テーマが全て面白そうで分身して全て参加したかったぐらいなんですが、その中でも私が参加したもので何点かピックアップしてレポートします。
AIとDevOps
昨今話題に上がっているChatGPTとDevOpsはどうコラボレートしていくかって話をしていました。
私は参加が途中からになってしまって後ろで聞き専だけしていたので全部はわかってないのですが、かなりの人数が集まっていて話も盛り上がっていました。
その中で 「AIにも人権がある。人間が得意な事でAIが苦手なことをわざわざAIにやってもらうのはどうか」
と言う文脈の意見が興味深かったです。
よく聞く論調だと 「AIによって私たちエンジニアの仕事がなくなるかもしれない。どうしよう?」
などを聞くのですが、どんな事でもAIにやらせてその先に何があるかという言う感覚ではなく、うまくAIとコラボレートすると言う感覚で話されていた点が、個人的には新しい感覚でAIとの協働に興味を持つようになりました。
DevOps組織において専任QAは必要か?
この議題は実際のQAエンジニアの方が上げたものでして、今の組織でも QAエンジニアの方に開発チームにジョインしてもらってクロスファンクショナルなチーム
を模索していたのでとても興味深い話でした。
中でも実際にクロスファンクショナルで動いてみたチームの方がいてその方の体験談がとても勉強になりました。
起きた事象としては以下とのことです。
- チーム内QAとなってしまい、コラボレートはしてなくて単純にそのQAメンバーに全てのテストをやってもらうだけになった
- QAチームで共有できていたナレッジ共有がなくなってしまった
なのでその方の体験としてはそのQAメンバーのモチベーションだったり積極度次第では意図したクロスファンクショナルを実現することは難しかったという事です。

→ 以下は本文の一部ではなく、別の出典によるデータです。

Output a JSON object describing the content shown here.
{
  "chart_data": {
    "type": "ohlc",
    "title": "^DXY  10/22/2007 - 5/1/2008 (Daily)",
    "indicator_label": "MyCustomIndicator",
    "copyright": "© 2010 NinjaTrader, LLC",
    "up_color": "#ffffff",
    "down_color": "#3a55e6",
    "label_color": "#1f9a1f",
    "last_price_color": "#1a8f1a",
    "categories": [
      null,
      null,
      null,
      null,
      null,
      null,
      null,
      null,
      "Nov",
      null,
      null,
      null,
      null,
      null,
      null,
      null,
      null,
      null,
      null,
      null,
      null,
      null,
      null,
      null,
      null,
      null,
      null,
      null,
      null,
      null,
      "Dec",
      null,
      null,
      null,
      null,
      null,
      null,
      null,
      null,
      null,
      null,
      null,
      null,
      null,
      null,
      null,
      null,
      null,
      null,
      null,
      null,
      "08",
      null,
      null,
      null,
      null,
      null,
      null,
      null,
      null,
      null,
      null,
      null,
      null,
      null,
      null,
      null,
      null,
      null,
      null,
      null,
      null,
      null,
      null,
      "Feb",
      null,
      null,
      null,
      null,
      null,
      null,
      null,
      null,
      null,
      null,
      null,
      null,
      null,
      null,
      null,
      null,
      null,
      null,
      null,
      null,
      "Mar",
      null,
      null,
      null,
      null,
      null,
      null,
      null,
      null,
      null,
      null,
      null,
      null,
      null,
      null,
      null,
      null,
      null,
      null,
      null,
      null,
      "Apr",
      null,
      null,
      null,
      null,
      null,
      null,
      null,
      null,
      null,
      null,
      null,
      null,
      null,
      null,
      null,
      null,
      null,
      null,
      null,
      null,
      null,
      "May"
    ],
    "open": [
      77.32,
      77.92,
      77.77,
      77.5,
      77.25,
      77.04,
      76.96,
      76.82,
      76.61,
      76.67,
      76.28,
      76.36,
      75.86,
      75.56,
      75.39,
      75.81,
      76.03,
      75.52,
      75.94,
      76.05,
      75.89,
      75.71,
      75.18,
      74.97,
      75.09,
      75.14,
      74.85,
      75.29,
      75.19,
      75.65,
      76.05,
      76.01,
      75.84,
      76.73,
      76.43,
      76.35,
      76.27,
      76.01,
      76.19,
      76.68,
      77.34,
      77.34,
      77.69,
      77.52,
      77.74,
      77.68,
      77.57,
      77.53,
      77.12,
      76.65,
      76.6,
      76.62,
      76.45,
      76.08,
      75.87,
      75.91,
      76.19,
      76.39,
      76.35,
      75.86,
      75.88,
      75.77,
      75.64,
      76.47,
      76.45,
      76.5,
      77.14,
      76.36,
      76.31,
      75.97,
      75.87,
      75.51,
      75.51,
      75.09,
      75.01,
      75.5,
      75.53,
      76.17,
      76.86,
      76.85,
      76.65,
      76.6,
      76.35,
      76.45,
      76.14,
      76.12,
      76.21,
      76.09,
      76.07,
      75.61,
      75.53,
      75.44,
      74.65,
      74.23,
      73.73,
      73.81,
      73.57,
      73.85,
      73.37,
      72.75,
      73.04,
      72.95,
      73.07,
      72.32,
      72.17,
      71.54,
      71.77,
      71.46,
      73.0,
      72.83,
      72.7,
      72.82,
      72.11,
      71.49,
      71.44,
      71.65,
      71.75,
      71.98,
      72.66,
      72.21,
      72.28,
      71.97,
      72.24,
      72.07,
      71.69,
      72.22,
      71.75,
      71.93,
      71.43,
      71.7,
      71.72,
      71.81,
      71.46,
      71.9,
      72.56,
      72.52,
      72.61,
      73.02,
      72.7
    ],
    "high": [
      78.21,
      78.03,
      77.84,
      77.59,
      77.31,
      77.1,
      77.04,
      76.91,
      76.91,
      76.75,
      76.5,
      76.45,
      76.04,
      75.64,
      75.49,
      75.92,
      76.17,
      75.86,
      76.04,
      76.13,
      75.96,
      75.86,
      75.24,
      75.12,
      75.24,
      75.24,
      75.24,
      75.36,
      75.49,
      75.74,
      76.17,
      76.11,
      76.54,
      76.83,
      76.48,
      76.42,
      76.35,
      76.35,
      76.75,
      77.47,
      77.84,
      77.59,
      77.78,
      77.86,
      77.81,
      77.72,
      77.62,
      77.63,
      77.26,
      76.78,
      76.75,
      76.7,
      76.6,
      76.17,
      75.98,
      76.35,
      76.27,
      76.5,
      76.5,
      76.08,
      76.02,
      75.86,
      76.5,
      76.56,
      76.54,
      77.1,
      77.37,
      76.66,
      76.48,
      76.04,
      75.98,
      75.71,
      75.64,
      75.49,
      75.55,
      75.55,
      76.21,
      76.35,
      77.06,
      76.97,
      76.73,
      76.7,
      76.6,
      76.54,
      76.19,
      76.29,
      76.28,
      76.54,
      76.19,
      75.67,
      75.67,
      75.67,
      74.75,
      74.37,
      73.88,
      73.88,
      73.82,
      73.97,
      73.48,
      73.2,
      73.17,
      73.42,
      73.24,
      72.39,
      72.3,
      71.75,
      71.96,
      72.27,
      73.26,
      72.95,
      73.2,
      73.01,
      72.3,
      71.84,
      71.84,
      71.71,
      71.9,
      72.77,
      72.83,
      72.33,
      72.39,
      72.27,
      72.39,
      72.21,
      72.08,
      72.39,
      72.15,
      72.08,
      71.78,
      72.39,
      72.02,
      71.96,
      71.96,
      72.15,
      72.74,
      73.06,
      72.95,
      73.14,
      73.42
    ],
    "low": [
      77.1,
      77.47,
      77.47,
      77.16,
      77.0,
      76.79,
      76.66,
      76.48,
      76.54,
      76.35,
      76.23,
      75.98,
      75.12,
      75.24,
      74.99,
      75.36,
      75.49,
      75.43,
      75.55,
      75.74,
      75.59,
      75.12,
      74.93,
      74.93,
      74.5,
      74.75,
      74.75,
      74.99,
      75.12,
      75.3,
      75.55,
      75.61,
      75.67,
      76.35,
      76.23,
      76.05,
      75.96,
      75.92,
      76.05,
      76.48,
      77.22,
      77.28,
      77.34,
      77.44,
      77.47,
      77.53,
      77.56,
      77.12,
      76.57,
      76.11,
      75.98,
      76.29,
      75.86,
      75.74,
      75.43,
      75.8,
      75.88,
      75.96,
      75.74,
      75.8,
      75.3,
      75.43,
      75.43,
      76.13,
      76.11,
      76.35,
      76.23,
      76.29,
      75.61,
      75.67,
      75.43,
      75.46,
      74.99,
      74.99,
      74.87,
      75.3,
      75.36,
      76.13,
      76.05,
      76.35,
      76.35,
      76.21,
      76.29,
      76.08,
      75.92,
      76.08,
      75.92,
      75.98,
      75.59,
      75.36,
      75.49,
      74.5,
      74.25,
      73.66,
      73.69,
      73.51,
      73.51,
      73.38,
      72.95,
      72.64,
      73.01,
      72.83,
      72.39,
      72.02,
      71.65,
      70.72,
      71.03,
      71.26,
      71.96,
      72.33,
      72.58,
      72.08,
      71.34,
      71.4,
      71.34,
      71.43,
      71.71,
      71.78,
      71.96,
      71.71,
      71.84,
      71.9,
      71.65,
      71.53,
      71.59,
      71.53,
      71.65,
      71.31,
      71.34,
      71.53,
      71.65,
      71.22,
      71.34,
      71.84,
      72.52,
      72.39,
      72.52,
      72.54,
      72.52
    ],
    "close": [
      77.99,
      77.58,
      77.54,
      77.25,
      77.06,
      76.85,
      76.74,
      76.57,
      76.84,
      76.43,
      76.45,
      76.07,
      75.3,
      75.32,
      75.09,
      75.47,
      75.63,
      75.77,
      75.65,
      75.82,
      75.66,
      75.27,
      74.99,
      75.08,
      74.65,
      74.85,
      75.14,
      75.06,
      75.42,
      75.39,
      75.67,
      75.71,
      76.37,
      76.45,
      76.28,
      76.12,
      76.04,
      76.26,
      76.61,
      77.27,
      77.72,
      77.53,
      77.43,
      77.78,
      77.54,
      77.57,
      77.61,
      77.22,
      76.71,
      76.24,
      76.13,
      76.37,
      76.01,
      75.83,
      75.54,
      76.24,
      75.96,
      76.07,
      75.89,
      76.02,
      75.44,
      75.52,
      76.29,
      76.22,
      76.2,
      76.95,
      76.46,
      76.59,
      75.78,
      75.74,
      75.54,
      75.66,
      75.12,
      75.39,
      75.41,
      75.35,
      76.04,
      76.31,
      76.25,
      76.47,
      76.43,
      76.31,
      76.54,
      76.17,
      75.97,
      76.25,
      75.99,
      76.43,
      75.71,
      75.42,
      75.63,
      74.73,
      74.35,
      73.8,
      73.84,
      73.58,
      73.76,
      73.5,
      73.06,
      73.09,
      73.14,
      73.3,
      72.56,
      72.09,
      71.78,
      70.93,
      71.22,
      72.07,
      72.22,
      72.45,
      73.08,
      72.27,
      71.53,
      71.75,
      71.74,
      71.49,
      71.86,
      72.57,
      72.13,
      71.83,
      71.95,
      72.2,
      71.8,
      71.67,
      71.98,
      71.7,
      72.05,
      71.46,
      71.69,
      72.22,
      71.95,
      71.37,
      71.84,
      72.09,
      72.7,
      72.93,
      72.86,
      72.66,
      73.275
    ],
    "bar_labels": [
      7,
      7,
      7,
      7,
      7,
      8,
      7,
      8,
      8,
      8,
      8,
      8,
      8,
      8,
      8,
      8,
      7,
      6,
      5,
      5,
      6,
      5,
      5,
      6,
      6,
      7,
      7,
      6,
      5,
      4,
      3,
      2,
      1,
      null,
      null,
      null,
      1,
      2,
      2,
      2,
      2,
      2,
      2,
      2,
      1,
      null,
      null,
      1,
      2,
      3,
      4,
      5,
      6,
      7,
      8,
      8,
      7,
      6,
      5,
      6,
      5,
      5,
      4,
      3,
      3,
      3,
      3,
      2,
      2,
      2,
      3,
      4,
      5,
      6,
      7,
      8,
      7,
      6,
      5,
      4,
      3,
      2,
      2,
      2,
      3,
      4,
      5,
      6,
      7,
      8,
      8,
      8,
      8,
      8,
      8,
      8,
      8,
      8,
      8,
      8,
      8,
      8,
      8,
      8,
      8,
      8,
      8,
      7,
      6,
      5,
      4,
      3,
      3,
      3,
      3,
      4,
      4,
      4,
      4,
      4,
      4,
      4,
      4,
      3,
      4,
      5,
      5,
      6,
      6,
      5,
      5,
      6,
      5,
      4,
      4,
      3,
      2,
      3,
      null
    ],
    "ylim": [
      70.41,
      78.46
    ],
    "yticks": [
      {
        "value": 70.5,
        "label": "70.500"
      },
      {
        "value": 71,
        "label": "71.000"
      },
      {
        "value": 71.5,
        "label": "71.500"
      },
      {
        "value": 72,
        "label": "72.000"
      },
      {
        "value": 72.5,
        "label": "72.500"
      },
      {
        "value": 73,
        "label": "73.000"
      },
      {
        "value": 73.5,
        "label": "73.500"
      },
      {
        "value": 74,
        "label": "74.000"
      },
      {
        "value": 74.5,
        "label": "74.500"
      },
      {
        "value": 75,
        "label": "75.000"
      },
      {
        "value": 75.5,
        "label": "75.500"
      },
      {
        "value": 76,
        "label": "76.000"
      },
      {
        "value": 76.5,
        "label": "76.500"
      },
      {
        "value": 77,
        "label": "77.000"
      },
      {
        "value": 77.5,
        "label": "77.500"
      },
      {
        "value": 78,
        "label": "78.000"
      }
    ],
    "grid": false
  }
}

だからと言ってクロスファンクショナルである事を否定する意図はなく、きっとその試行錯誤から見えてくる学びもたくさんあると思ってます。
評価とモブ
このテーマは一緒に参加してた同僚が上げてくれたテーマです。
私も同じようなテーマを上げていたので、合わせて議論をしたOSTとなりました。
モブで動いているとMGRから見ると評価が難しいという話がよくあり、それをもとに議論をした会となりました。
パワーワードで 「評価は人類には早すぎる」
と言う言葉も出てくるぐらい、実際に誰かを評価するってことはとても難しい話だと思います。
私はMGR経験がないので想像でしかないのですが、わかりやすい個人のアウトプットと言うものが見えにくくなるから、相対的に評価をつけるのが難しいのだろうかと思ってます。
ただ中には「モブは個人としての成長を感じづらい」と言うご意見もありまして、これはきっと個々人の趣向などと合う合わないも関係するから 「モブは絶対いいよ!」
と押し付けるものではないと思ってます。
まとめと感想
全体的には初DevOpsDays Tokyo、参加して本当に良かったです。
会社を超えたある程度近い問題意識を持つ人たちが集まった場となっていて、 「あーでもないこーでもない」
とお互いに学びを深めあえる環境だったと思いました。
「よし、私も来年参加までに色んなことに挑戦してまたワイワイしたい」
と勝手に熱い気持ちになりまして、コミュニティ活動っていいなぁと思った2日間でした。